Our dear friend Lothrop Withington, Jr. (by the way, I looked it up and there is in fact a Lothrop Withington III), was a first-year at Harvard in 1939. After bragging to his friends about his past feat of eating a live fish, he was challenged to do it again with a $10 bet incentive.

Leaning into typical college student behavior, Withington Jr. went out and bought a goldfish. The unlucky fish was not large, just about three inches according to Life magazine, which covered the story for some reason.

On the fateful day of March 3rd, standing and grinning in front of a crowd of peers, Lothrop Withington, Jr. dropped the live goldfish into his mouth, chomped down on the little fellow a couple of times and swallowed. 

Apparently, the act was more than satisfactory to the onlookers as this was just the beginning of a sweeping trend that took the country by storm.

Due to the coverage of the event by Life magazine, the story was quickly popularized and replicated by colleges from various regions of the country.

However, the trend did not stop there.
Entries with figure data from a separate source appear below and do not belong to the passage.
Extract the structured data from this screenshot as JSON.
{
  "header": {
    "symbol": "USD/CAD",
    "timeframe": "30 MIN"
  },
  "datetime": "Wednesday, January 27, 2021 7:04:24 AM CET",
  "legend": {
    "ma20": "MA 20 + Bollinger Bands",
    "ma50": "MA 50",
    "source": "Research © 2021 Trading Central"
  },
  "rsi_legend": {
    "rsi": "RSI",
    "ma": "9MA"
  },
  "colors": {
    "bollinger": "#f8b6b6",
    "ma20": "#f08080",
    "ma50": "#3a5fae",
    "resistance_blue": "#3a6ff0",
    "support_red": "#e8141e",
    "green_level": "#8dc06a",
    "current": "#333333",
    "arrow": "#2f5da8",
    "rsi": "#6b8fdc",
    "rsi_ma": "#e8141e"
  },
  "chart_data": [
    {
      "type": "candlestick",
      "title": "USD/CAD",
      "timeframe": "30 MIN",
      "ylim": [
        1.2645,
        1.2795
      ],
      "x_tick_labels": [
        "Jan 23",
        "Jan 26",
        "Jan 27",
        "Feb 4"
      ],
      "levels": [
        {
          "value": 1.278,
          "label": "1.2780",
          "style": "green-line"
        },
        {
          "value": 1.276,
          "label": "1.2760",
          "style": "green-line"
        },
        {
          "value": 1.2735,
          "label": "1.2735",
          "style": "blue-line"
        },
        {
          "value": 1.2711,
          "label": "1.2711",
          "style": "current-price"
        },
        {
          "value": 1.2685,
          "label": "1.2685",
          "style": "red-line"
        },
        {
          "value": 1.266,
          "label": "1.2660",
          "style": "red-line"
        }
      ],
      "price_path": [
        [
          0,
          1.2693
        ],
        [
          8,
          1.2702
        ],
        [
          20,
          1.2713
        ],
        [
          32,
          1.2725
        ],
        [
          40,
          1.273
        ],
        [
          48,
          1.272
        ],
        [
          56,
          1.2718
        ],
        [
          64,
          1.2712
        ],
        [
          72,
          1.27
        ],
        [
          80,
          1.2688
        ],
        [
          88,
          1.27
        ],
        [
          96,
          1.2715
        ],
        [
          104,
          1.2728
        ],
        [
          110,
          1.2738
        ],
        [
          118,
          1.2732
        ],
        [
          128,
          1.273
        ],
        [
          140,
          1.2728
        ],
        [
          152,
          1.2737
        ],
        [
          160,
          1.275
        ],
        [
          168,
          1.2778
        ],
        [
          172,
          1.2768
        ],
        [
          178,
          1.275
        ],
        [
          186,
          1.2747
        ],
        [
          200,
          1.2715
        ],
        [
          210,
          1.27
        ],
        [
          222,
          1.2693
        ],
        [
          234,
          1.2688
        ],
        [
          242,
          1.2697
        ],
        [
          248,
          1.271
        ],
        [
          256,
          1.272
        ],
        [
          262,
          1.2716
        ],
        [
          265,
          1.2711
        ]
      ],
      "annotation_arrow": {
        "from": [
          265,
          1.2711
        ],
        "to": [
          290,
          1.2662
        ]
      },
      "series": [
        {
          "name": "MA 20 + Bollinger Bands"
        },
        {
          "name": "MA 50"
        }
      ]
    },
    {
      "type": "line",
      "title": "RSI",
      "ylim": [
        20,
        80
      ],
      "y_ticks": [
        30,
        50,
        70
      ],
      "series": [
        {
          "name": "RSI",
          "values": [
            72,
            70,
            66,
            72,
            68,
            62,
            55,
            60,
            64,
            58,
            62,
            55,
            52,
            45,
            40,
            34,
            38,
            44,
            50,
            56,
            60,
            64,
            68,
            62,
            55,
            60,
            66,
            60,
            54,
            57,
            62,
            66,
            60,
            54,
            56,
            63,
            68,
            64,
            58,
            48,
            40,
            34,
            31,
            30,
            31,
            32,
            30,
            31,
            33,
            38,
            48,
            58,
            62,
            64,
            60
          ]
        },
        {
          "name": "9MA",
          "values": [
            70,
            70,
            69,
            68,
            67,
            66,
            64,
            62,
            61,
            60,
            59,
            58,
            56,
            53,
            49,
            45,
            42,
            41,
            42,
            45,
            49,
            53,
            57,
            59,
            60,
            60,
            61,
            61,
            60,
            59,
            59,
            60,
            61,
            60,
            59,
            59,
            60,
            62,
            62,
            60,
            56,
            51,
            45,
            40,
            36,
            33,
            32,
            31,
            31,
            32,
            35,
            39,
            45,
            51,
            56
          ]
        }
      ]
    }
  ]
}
It had too much potential.

Let me pose a question to you. What’s more entertaining to college students of the 1930s than a person swallowing one live goldfish? The answer is a person swallowing multiple live goldfish.

The goldfish swallowing went from a trend to an outright competition. Students would compete to see how many goldfish they could down in a single sitting. Rivalries between students and schools developed.

According to an archive of cultural trends, Mortal Journey, the record for most live goldfish consumed in one sitting belongs to Clark University’s Joseph Deliberato. The man reportedly ate 89 live goldfish on a single day in April of 1939.

As the fad grew, so did pushback. 

Eventually, a Massachusetts state senator introduced a bill with the goal, “to preserve the fish from cruel and wanton consumption.”

The bill combined with pressure from animal rights activists dampened the popularity of the goldfish swallowing fad.

This specific trend may have died off, but something in our human nature drives us to eat strange and unhealthy objects. Lest we forget about the tide pod consumption craze.